Summary: Magnetic materials are technologically indispensable - used in motors, generators, solid state cooling, electronic devices, data storage, medical treatment, toys etc. Although the effects of magnetism are easily understood on the macroscopic scale, it has its origins in the complex collective behaviour of the electronic glue, simultaneously binding the nuclei of the material together and generating magnetic moments. In this project we will identify atomistic, classical spin models by using machine learning tools on data from calculations of the fundamental quantum mechanics of the electrons. From their study we will discover ways to design new magnets with reduced amounts of critical elements such as rare earth metals. The work will relate directly to theoretical work and experimental measurements by International Partners.

background: With the drive towards more energy efficient technologies, renewable energy supplies and further miniaturisation of devices, there is an urgent demand for stronger and cheaper magnetic materials. This project will be part of ongoing development of computational modelling to understand intrinsic magnetic properties, to refine design principles and to aid the search for new functional magnets. A magnetic material comprises a crystalline lattice of nuclei surrounded by a glue of septillions of interacting electrons. Moreover, the same electrons which underpin the magnetism of a material are also responsible for determining the arrangements of its atoms. The complexity of this electron fluid presents a fundamental challenge for theory and computational modelling - the magnetism it can lead to comes from composite spins coalescing around atomic sites as a result of the cooperative behaviour of many electrons. There are interactions between pairs of such classical spins and among clusters of them. In principle these multi-spin parameters can be determined from calculations of the fundamental quantum mechanics of the electrons. To date we have developed a cluster expansion of the free energy of the system in terms of the quantities which describe the average order of the spins around the atomic sites, i.e. local magnetic order parameters, and we can describe accurately many magnetic properties and how they vary with temperature, composition and applied fields.

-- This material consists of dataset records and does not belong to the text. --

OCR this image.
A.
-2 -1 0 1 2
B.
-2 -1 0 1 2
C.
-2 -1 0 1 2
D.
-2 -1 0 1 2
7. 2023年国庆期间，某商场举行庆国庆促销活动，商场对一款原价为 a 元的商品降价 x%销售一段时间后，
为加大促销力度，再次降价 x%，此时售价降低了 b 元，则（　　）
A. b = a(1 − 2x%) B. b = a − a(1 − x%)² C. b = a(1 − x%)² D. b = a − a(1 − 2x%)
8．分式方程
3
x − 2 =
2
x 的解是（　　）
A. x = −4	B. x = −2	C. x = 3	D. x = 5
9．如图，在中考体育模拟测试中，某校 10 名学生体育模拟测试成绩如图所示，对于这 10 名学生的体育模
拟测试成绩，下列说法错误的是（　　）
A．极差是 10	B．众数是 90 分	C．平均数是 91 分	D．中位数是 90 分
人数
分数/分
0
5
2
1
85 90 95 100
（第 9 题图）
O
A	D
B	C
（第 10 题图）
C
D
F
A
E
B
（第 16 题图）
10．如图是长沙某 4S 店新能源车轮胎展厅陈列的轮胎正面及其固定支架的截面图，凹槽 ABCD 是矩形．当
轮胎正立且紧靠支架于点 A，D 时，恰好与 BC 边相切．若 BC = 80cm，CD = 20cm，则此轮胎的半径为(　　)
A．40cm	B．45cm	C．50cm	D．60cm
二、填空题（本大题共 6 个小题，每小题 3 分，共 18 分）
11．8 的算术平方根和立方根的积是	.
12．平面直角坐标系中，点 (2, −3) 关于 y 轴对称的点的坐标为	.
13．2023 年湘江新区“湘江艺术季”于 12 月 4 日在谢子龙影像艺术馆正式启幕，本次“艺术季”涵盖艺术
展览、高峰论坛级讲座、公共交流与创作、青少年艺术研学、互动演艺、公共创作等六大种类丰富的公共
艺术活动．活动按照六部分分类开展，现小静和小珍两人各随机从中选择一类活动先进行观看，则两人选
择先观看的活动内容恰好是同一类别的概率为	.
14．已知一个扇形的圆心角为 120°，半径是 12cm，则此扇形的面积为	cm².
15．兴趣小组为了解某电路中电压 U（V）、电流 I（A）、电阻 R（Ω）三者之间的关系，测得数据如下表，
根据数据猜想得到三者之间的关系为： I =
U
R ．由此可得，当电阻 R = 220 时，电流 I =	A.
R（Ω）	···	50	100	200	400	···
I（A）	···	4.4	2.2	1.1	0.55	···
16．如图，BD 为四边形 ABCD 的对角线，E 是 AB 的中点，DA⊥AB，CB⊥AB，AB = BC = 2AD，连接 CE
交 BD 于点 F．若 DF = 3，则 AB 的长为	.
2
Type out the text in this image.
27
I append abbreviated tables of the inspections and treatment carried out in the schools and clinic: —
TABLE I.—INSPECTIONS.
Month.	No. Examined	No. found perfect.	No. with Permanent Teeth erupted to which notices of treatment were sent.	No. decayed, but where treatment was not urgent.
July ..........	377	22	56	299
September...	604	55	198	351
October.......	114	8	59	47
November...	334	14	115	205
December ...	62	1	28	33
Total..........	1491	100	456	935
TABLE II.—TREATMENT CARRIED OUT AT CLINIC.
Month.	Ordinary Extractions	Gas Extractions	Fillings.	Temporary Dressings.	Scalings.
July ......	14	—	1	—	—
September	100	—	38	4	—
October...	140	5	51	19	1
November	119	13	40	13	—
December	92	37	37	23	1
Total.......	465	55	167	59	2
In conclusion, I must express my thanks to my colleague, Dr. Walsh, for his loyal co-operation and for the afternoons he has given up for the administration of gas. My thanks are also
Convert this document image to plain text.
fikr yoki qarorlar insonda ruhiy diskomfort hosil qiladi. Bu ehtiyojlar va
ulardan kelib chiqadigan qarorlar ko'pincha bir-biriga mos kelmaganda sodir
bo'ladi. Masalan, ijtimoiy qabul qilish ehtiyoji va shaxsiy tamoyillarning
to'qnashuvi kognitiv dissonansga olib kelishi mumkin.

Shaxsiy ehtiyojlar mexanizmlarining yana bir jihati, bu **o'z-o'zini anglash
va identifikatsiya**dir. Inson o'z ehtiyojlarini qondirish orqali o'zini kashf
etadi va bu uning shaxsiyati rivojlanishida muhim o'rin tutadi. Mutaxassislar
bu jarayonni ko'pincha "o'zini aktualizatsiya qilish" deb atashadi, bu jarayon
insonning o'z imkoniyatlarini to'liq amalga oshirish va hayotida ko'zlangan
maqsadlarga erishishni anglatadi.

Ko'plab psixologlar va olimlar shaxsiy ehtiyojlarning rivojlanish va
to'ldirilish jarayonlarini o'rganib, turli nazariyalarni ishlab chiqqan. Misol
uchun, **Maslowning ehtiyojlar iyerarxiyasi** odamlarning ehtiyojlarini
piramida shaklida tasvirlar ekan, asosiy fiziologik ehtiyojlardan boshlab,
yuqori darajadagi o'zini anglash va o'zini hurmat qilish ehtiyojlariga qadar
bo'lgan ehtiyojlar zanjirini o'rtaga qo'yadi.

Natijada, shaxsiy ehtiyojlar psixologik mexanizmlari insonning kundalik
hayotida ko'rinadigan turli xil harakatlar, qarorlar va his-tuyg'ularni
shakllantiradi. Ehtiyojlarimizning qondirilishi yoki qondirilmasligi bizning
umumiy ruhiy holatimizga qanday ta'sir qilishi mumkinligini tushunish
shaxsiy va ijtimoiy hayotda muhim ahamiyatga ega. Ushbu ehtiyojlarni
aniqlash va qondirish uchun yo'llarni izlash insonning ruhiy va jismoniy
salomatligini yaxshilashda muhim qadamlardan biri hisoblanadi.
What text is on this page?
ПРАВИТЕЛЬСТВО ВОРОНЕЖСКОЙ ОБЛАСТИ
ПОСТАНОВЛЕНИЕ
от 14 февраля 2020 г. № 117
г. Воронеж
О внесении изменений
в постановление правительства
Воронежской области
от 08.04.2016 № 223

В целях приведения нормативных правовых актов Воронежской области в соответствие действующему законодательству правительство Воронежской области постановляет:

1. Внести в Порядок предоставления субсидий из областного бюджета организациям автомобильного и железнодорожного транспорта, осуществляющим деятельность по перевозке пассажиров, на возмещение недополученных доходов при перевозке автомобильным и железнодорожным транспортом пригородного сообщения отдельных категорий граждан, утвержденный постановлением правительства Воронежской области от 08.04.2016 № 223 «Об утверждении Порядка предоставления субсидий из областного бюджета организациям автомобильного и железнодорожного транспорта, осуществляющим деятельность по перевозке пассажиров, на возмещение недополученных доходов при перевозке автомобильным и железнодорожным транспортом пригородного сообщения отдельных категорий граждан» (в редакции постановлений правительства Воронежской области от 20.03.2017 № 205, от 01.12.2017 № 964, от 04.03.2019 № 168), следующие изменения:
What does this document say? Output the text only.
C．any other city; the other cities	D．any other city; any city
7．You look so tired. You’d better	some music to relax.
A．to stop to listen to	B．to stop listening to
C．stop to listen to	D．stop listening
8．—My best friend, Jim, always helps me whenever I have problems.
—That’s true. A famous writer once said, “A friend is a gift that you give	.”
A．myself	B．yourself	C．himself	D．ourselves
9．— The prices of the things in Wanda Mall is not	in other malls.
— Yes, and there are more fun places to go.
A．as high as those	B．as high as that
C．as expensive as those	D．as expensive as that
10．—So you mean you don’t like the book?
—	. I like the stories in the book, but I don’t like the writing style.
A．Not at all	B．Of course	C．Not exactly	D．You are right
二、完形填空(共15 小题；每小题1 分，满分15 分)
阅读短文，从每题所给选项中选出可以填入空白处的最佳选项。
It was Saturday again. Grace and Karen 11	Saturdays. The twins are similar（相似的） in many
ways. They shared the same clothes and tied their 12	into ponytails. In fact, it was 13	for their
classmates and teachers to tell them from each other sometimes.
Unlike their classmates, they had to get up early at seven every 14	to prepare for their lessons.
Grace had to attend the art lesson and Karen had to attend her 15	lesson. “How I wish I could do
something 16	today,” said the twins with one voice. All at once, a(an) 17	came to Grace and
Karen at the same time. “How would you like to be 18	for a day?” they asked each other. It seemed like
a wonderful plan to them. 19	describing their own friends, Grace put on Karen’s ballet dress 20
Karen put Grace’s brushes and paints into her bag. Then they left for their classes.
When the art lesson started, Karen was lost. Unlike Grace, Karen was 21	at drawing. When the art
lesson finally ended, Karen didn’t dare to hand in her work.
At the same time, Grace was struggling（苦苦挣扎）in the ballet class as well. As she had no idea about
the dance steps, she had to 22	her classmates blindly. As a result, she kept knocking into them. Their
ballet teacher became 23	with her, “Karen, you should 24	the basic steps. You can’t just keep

The extraction and investigation of an accurate model classical spin-Hamiltonian, however, from such ab initio data is a challenging task and it is at the heart of this project. To take the work to the next level and enable it to describe multicomponent magnetic materials for the
design of new magnets with reduced levels of critical elements as well as materials with intriguing topological magnetic structures (skyrmions) we need to develop machine learning tools to determine the form of the free energy rather than our current ad hoc approach.

This work will also enhance our modelling of how arrangements of atoms in multi-component alloys can be affected by the application of strain and magnetic fields and hence have an impact on novel materials processing being developed by collaborators.

References: Nakamura, H., Scr. Mater. 154, 273 (2018); Mendive-Tapia, E. and Staunton, J. B., Physical Review B 101, 144424 (2019); Patrick, C. E., and Staunton, J. B., Phys. Rev. Mat. 3, 101401(R), (2019); Marchant, G.A. et al., Physical Review B 103, 094414, (2021).